• William Brown Miller

    William Brown Miller 

    William Brown Miller was born in Madison County, Kentucky in 1807. He was the second of seven children born to John and Mary (Brown) Miller, natives of Kentucky. In 1834, he began a dry goods business in New Market, Alabama. After that business venture failed, Miller moved to Tennessee where he cultivated a farming business that thrived for 10 years. In 1847, he and his family moved to Dallas County and purchased numerous acres of land located on the Van Cleave Survey. The land was located on present-day Bonnie View Road near Kiest. Upon this land, Miller and a group of his slaves built the Millermore Manor, which is now the only remaining antebellum house still in existence in Dallas. It is presently the showcase building at Old City Park near Downtown Dallas. It should be noted that Slavery was a common practice that represented a dark period in American History but was only a small portion of William Brown Miller’s story.  

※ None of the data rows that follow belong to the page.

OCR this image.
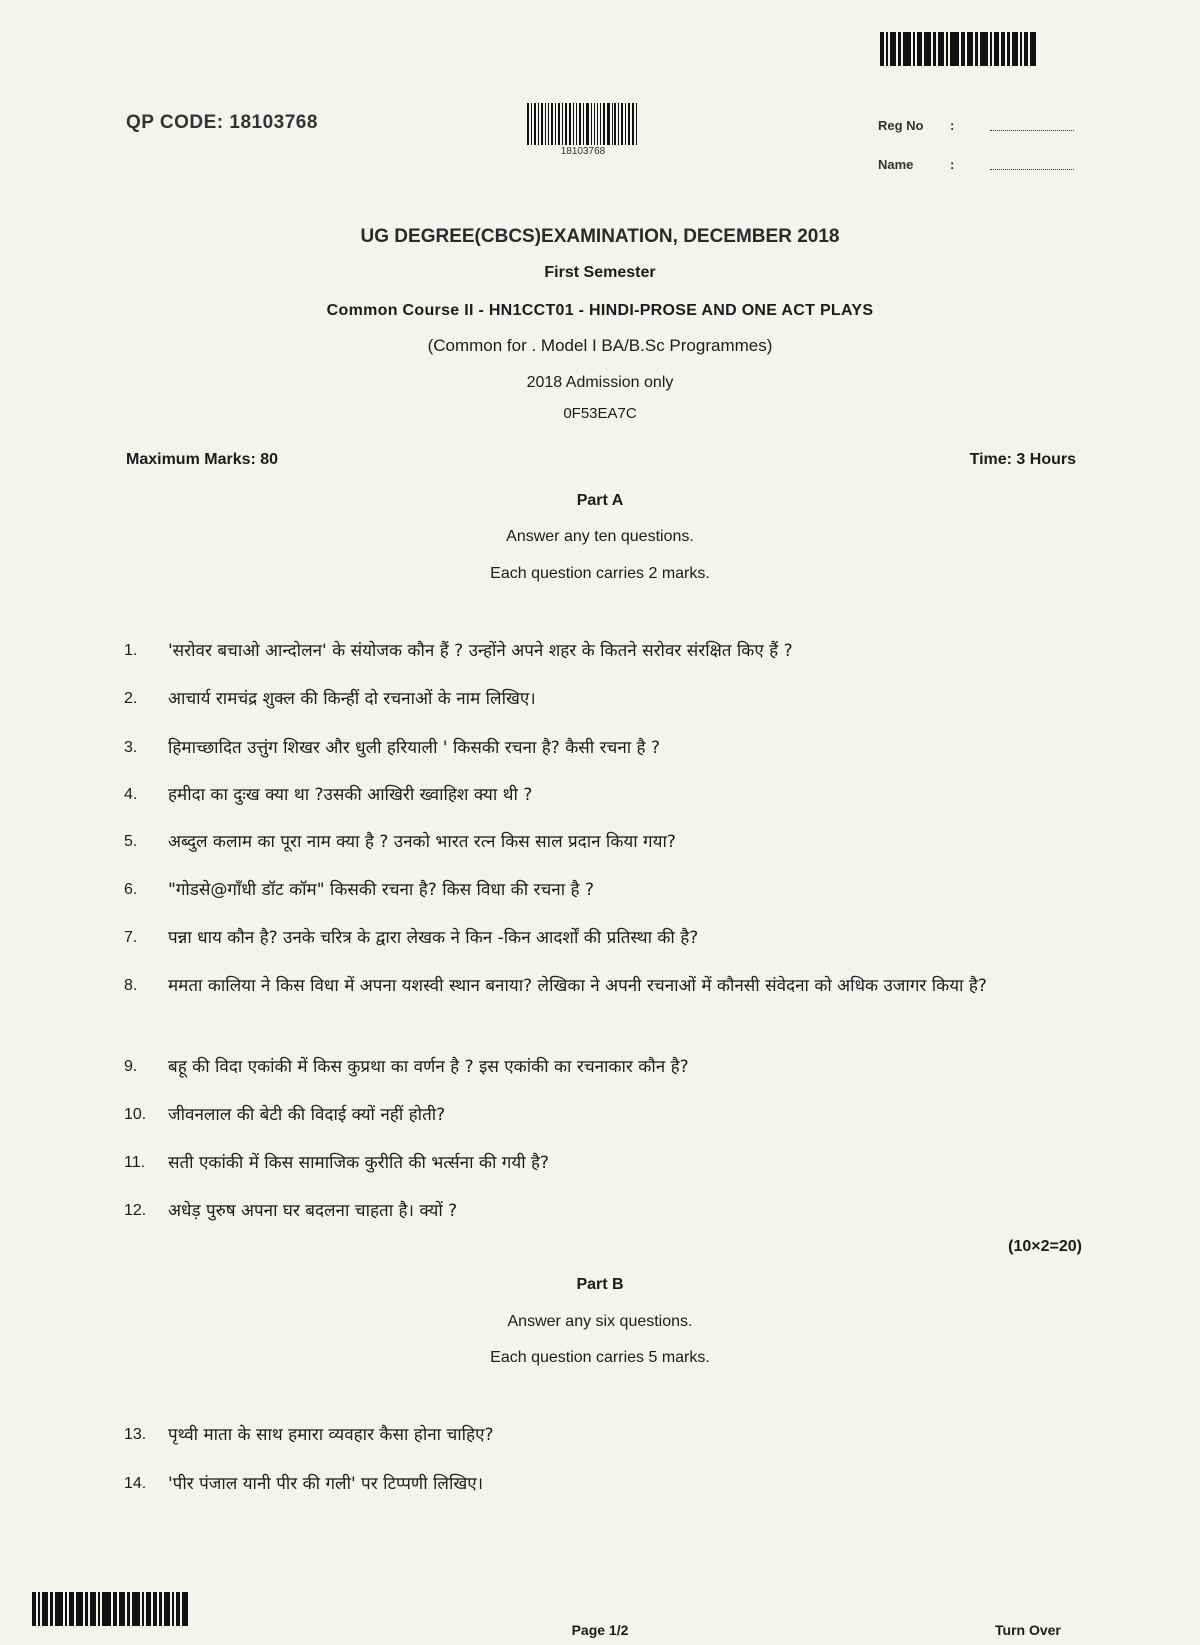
QP CODE: 18103768
18103768
Reg No :
Name	:
UG DEGREE(CBCS)EXAMINATION, DECEMBER 2018
First Semester
Common Course II - HN1CCT01 - HINDI-PROSE AND ONE ACT PLAYS
(Common for . Model I BA/B.Sc Programmes)
2018 Admission only
0F53EA7C
Maximum Marks: 80	Time: 3 Hours
Part A
Answer any ten questions.
Each question carries 2 marks.
1.	'सरोवर बचाओ आन्दोलन' के संयोजक कौन हैं ? उन्होंने अपने शहर के कितने सरोवर संरक्षित किए हैं ?
2.	आचार्य रामचंद्र शुक्ल की किन्हीं दो रचनाओं के नाम लिखिए।
3.	हिमाच्छादित उत्तुंग शिखर और धुली हरियाली ' किसकी रचना है? कैसी रचना है ?
4.	हमीदा का दुःख क्या था ?उसकी आखिरी ख्वाहिश क्या थी ?
5.	अब्दुल कलाम का पूरा नाम क्या है ? उनको भारत रत्न किस साल प्रदान किया गया?
6.	"गोडसे@गाँधी डॉट कॉम" किसकी रचना है? किस विधा की रचना है ?
7.	पन्ना धाय कौन है? उनके चरित्र के द्वारा लेखक ने किन -किन आदर्शों की प्रतिस्था की है?
8.	ममता कालिया ने किस विधा में अपना यशस्वी स्थान बनाया? लेखिका ने अपनी रचनाओं में कौनसी संवेदना को अधिक उजागर किया है?
9.	बहू की विदा एकांकी में किस कुप्रथा का वर्णन है ? इस एकांकी का रचनाकार कौन है?
10.	जीवनलाल की बेटी की विदाई क्यों नहीं होती?
11.	सती एकांकी में किस सामाजिक कुरीति की भर्त्सना की गयी है?
12.	अधेड़ पुरुष अपना घर बदलना चाहता है। क्यों ?
(10×2=20)
Part B
Answer any six questions.
Each question carries 5 marks.
13.	पृथ्वी माता के साथ हमारा व्यवहार कैसा होना चाहिए?
14.	'पीर पंजाल यानी पीर की गली' पर टिप्पणी लिखिए।
Page 1/2	Turn Over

    William Brown Miller is also credited with owning and operating a successful ferry company on the Trinity River called Miller's Ferry. As an early pioneer, the Oak Cliff area, and the city of Dallas as a whole, experienced exponential growth, thanks in large part to the ingenuity and philanthropic efforts of William Brown Miller. Before his death in 1899, William Brown Miller, owned, developed, and ultimately donated large portions of his 7500 acres of land in what is now the Millermore Neighborhood in Oak Cliff. In fact, in 1955, William Brown Miller Elementary School was built on the land that Mr. Miller donated.